Il motivo risiedeva nella brutalità delle operazioni terroristiche compiute, le quali, mietendo ingenti vittime tra la popolazione civile ed elevandone a dismisura la percezione d’insicurezza, contribuirono a delegittimare l’operato jihadista: tale fattore, assieme alla rivolta delle tribù sunnite nella provincia di Anbar del 2007 - l’Anbar Awakening - e la capacità delle forze di sicurezza volontarie ad essa associate - i Sons of Iraq - di escludere progressivamente dal territorio Aqi, ridusse notevolmente il raggio d’azione ed influenza di quest’ultima: in definitiva, fu proprio il ritrovato empowerment della comunità arabo sunnita ad espellere Aqi, considerata un corpo estraneo.

Uno spiraglio per la pace
La storia recente irachena ci insegna che l’assenza di un’alternativa politica, securitaria ed economica alla violenza armata ha favorito il proliferare di gruppi estremisti.

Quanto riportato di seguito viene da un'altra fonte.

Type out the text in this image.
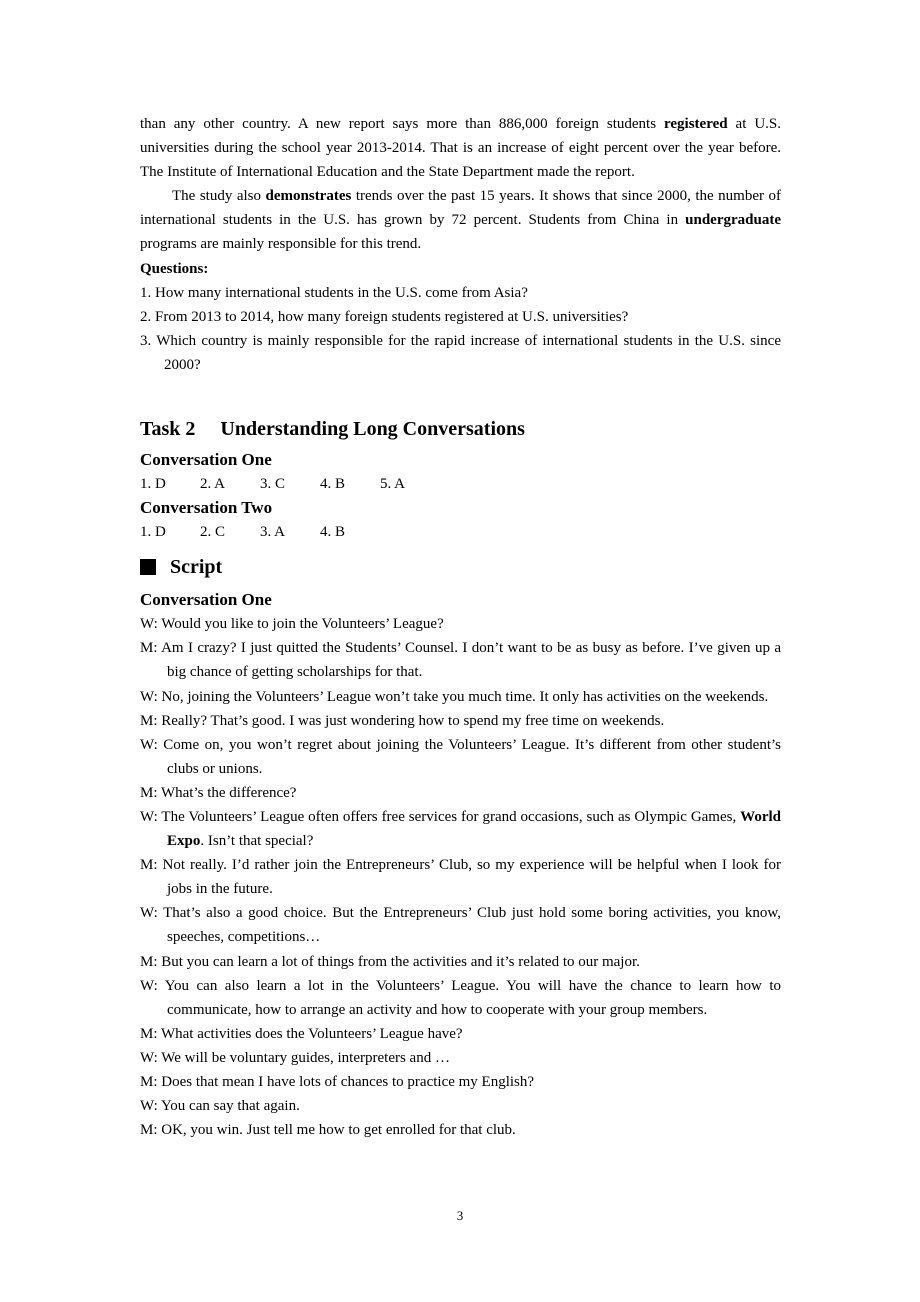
than any other country. A new report says more than 886,000 foreign students registered at U.S. universities during the school year 2013-2014. That is an increase of eight percent over the year before. The Institute of International Education and the State Department made the report.

The study also demonstrates trends over the past 15 years. It shows that since 2000, the number of international students in the U.S. has grown by 72 percent. Students from China in undergraduate programs are mainly responsible for this trend.

Questions:
1. How many international students in the U.S. come from Asia?
2. From 2013 to 2014, how many foreign students registered at U.S. universities?
3. Which country is mainly responsible for the rapid increase of international students in the U.S. since 2000?
Task 2  Understanding Long Conversations
Conversation One
1. D	2. A	3. C	4. B	5. A
Conversation Two
1. D	2. C	3. A	4. B
Script
Conversation One
W: Would you like to join the Volunteers’ League?
M: Am I crazy? I just quitted the Students’ Counsel. I don’t want to be as busy as before. I’ve given up a big chance of getting scholarships for that.
W: No, joining the Volunteers’ League won’t take you much time. It only has activities on the weekends.
M: Really? That’s good. I was just wondering how to spend my free time on weekends.
W: Come on, you won’t regret about joining the Volunteers’ League. It’s different from other student’s clubs or unions.
M: What’s the difference?
W: The Volunteers’ League often offers free services for grand occasions, such as Olympic Games, World Expo. Isn’t that special?
M: Not really. I’d rather join the Entrepreneurs’ Club, so my experience will be helpful when I look for jobs in the future.
W: That’s also a good choice. But the Entrepreneurs’ Club just hold some boring activities, you know, speeches, competitions…
M: But you can learn a lot of things from the activities and it’s related to our major.
W: You can also learn a lot in the Volunteers’ League. You will have the chance to learn how to communicate, how to arrange an activity and how to cooperate with your group members.
M: What activities does the Volunteers’ League have?
W: We will be voluntary guides, interpreters and …
M: Does that mean I have lots of chances to practice my English?
W: You can say that again.
M: OK, you win. Just tell me how to get enrolled for that club.
3
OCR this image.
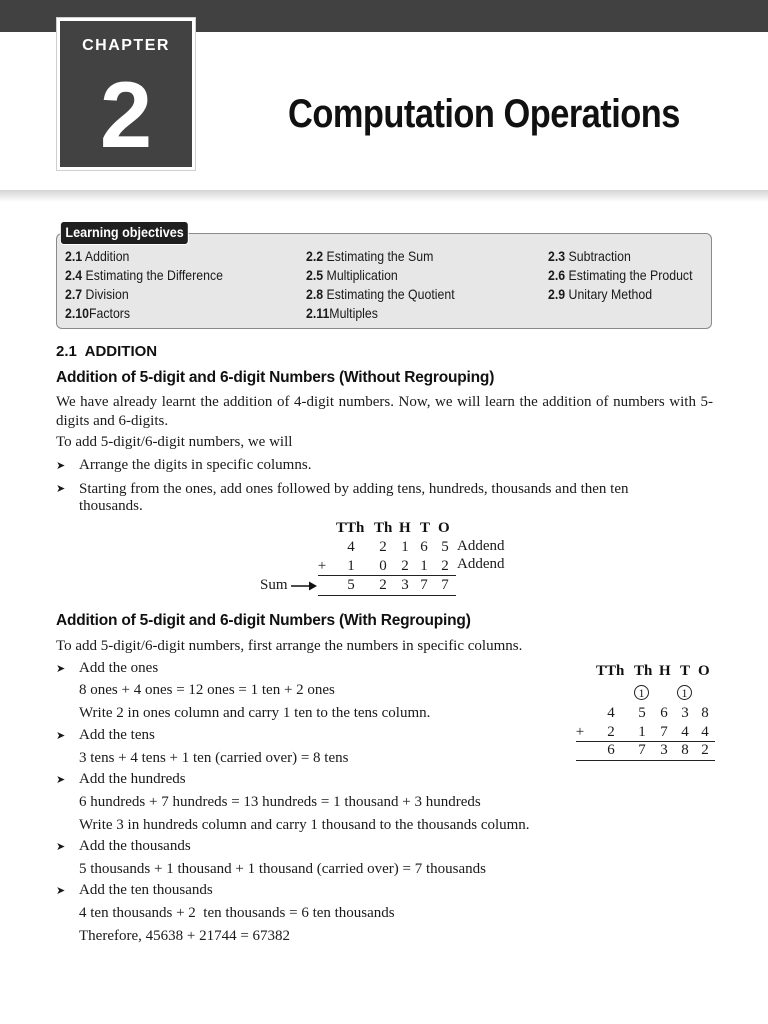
CHAPTER
2	Computation Operations
Learning objectives
2.1 Addition	2.2 Estimating the Sum	2.3 Subtraction
2.4 Estimating the Difference	2.5 Multiplication	2.6 Estimating the Product
2.7 Division	2.8 Estimating the Quotient	2.9 Unitary Method
2.10Factors	2.11Multiples
2.1 ADDITION
Addition of 5-digit and 6-digit Numbers (Without Regrouping)
We have already learnt the addition of 4-digit numbers. Now, we will learn the addition of numbers with 5-digits and 6-digits.
To add 5-digit/6-digit numbers, we will
➤ Arrange the digits in specific columns.
➤ Starting from the ones, add ones followed by adding tens, hundreds, thousands and then ten
thousands.
TTh Th H T O
4 2 1 6 5 Addend
+ 1 0 2 1 2 Addend
Sum	5 2 3 7 7
Addition of 5-digit and 6-digit Numbers (With Regrouping)
To add 5-digit/6-digit numbers, first arrange the numbers in specific columns.
➤ Add the ones
8 ones + 4 ones = 12 ones = 1 ten + 2 ones
Write 2 in ones column and carry 1 ten to the tens column.
➤ Add the tens
3 tens + 4 tens + 1 ten (carried over) = 8 tens
➤ Add the hundreds
6 hundreds + 7 hundreds = 13 hundreds = 1 thousand + 3 hundreds
Write 3 in hundreds column and carry 1 thousand to the thousands column.
➤ Add the thousands
5 thousands + 1 thousand + 1 thousand (carried over) = 7 thousands
➤ Add the ten thousands
4 ten thousands + 2  ten thousands = 6 ten thousands
Therefore, 45638 + 21744 = 67382
TTh Th H T O
1	1
4 5 6 3 8
+ 2 1 7 4 4
6 7 3 8 2
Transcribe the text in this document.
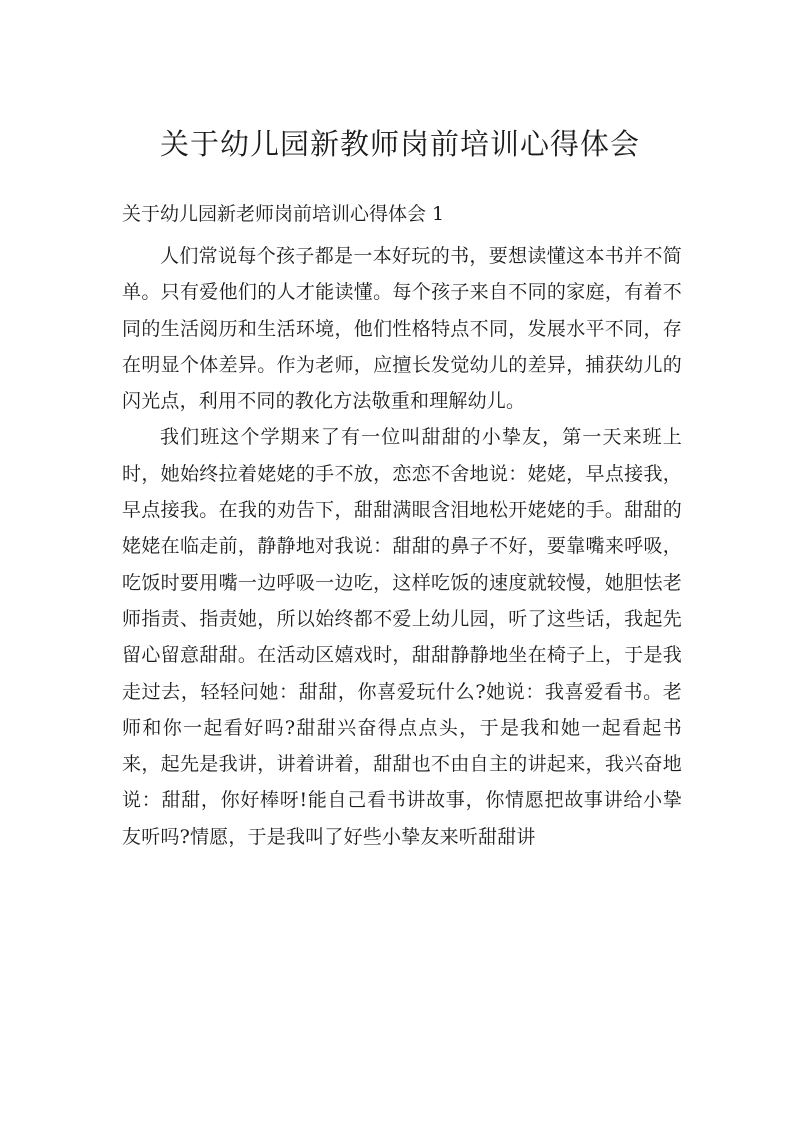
关于幼儿园新教师岗前培训心得体会

关于幼儿园新老师岗前培训心得体会 1

人们常说每个孩子都是一本好玩的书，要想读懂这本书并不简单。只有爱他们的人才能读懂。每个孩子来自不同的家庭，有着不同的生活阅历和生活环境，他们性格特点不同，发展水平不同，存在明显个体差异。作为老师，应擅长发觉幼儿的差异，捕获幼儿的闪光点，利用不同的教化方法敬重和理解幼儿。

我们班这个学期来了有一位叫甜甜的小挚友，第一天来班上时，她始终拉着姥姥的手不放，恋恋不舍地说：姥姥，早点接我，早点接我。在我的劝告下，甜甜满眼含泪地松开姥姥的手。甜甜的姥姥在临走前，静静地对我说：甜甜的鼻子不好，要靠嘴来呼吸，吃饭时要用嘴一边呼吸一边吃，这样吃饭的速度就较慢，她胆怯老师指责、指责她，所以始终都不爱上幼儿园，听了这些话，我起先留心留意甜甜。在活动区嬉戏时，甜甜静静地坐在椅子上，于是我走过去，轻轻问她：甜甜，你喜爱玩什么?她说：我喜爱看书。老师和你一起看好吗?甜甜兴奋得点点头，于是我和她一起看起书来，起先是我讲，讲着讲着，甜甜也不由自主的讲起来，我兴奋地说：甜甜，你好棒呀!能自己看书讲故事，你情愿把故事讲给小挚友听吗?情愿，于是我叫了好些小挚友来听甜甜讲
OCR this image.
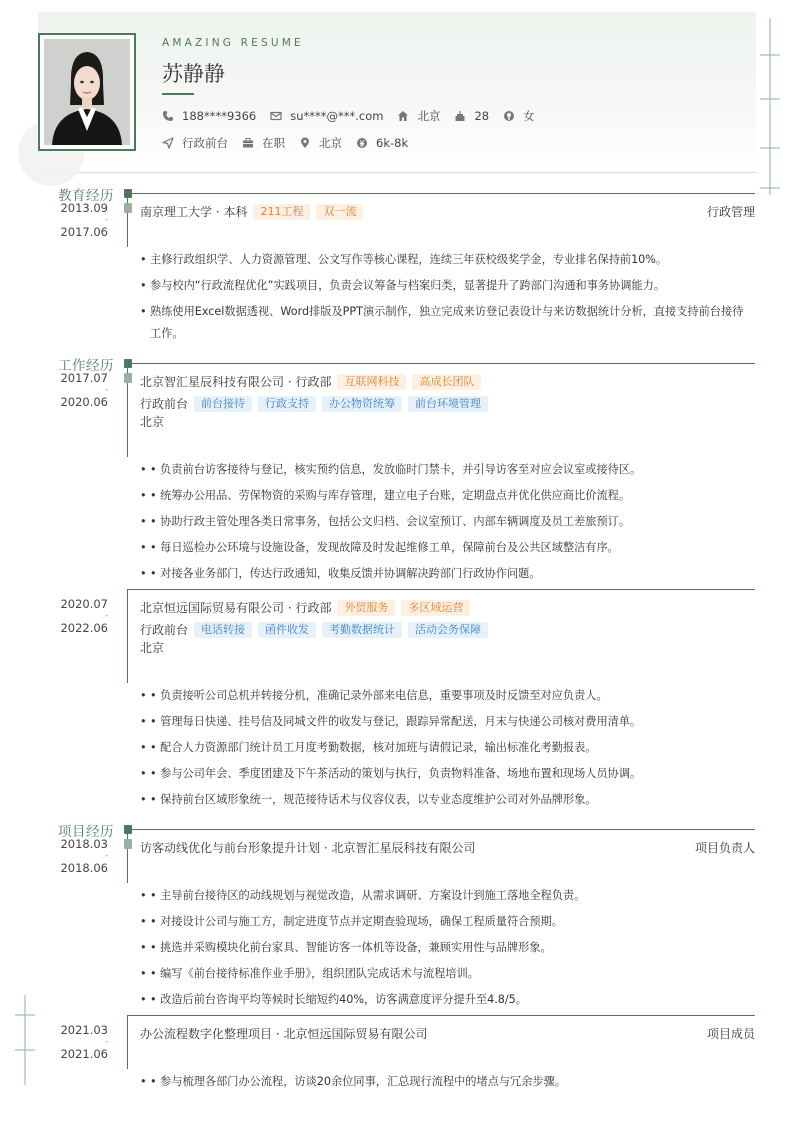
AMAZING RESUME
苏静静
188****9366	su****@***.com	北京	28	女
行政前台	在职	北京	6k-8k
教育经历
2013.09
-
2017.06
南京理工大学 · 本科	211工程	双一流	行政管理
• 主修行政组织学、人力资源管理、公文写作等核心课程，连续三年获校级奖学金，专业排名保持前10%。
• 参与校内“行政流程优化”实践项目，负责会议筹备与档案归类，显著提升了跨部门沟通和事务协调能力。
• 熟练使用Excel数据透视、Word排版及PPT演示制作，独立完成来访登记表设计与来访数据统计分析，直接支持前台接待工作。
工作经历
2017.07
-
2020.06
北京智汇星辰科技有限公司 · 行政部	互联网科技	高成长团队
行政前台	前台接待	行政支持	办公物资统筹	前台环境管理
北京
• • 负责前台访客接待与登记，核实预约信息，发放临时门禁卡，并引导访客至对应会议室或接待区。
• • 统筹办公用品、劳保物资的采购与库存管理，建立电子台账，定期盘点并优化供应商比价流程。
• • 协助行政主管处理各类日常事务，包括公文归档、会议室预订、内部车辆调度及员工差旅预订。
• • 每日巡检办公环境与设施设备，发现故障及时发起维修工单，保障前台及公共区域整洁有序。
• • 对接各业务部门，传达行政通知，收集反馈并协调解决跨部门行政协作问题。
2020.07
-
2022.06
北京恒远国际贸易有限公司 · 行政部	外贸服务	多区域运营
行政前台	电话转接	函件收发	考勤数据统计	活动会务保障
北京
• • 负责接听公司总机并转接分机，准确记录外部来电信息，重要事项及时反馈至对应负责人。
• • 管理每日快递、挂号信及同城文件的收发与登记，跟踪异常配送，月末与快递公司核对费用清单。
• • 配合人力资源部门统计员工月度考勤数据，核对加班与请假记录，输出标准化考勤报表。
• • 参与公司年会、季度团建及下午茶活动的策划与执行，负责物料准备、场地布置和现场人员协调。
• • 保持前台区域形象统一，规范接待话术与仪容仪表，以专业态度维护公司对外品牌形象。
项目经历
2018.03
-
2018.06
访客动线优化与前台形象提升计划 · 北京智汇星辰科技有限公司	项目负责人
• • 主导前台接待区的动线规划与视觉改造，从需求调研、方案设计到施工落地全程负责。
• • 对接设计公司与施工方，制定进度节点并定期查验现场，确保工程质量符合预期。
• • 挑选并采购模块化前台家具、智能访客一体机等设备，兼顾实用性与品牌形象。
• • 编写《前台接待标准作业手册》，组织团队完成话术与流程培训。
• • 改造后前台咨询平均等候时长缩短约40%，访客满意度评分提升至4.8/5。
2021.03
-
2021.06
办公流程数字化整理项目 · 北京恒远国际贸易有限公司	项目成员
• • 参与梳理各部门办公流程，访谈20余位同事，汇总现行流程中的堵点与冗余步骤。
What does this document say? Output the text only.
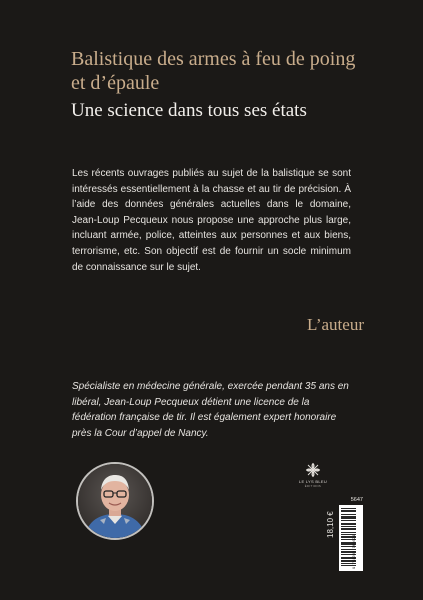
Balistique des armes à feu de poing et d’épaule
Une science dans tous ses états

Les récents ouvrages publiés au sujet de la balistique se sont intéressés essentiellement à la chasse et au tir de précision. À l’aide des données générales actuelles dans le domaine, Jean-Loup Pecqueux nous propose une approche plus large, incluant armée, police, atteintes aux personnes et aux biens, terrorisme, etc. Son objectif est de fournir un socle minimum de connaissance sur le sujet.

L’auteur

Spécialiste en médecine générale, exercée pendant 35 ans en libéral, Jean-Loup Pecqueux détient une licence de la fédération française de tir. Il est également expert honoraire près la Cour d’appel de Nancy.

LE LYS BLEU
ÉDITIONS
5647
18,10 €
9 791037 765624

Ma nel pantano iracheno, il flebile fuoco della pace continua ancora ad ardere. Difatti, ricerche dimostrano che la popolazione irachena ha storicamente avuto, più che un concreto supporto, una diluita acquiescenza nei confronti del Daesh: la natura etnico-settaria è più una conseguenza che la vera causa del conflitto, la quale è insita più che in antiche e millenarie rivalità tra gruppi, nella governance discriminatoria, e corrotta, del governo centrale.

Per tali ragioni, una reale risoluzione del conflitto dovrà necessariamente passare da un’adeguata partecipazione della minoranza sunnita all’interno dei meccanismi politico-governativi centrali, ma anche dalle concessioni alle istituzioni delle province sunnite, quale quella di Mosul, che dovranno rafforzare gli organi di governance locale – sia securitari che politici - in un concreto e progressivo processo di decentramento che sappia offrire strumenti autonomi di gestione alle realtà sunnite indigene.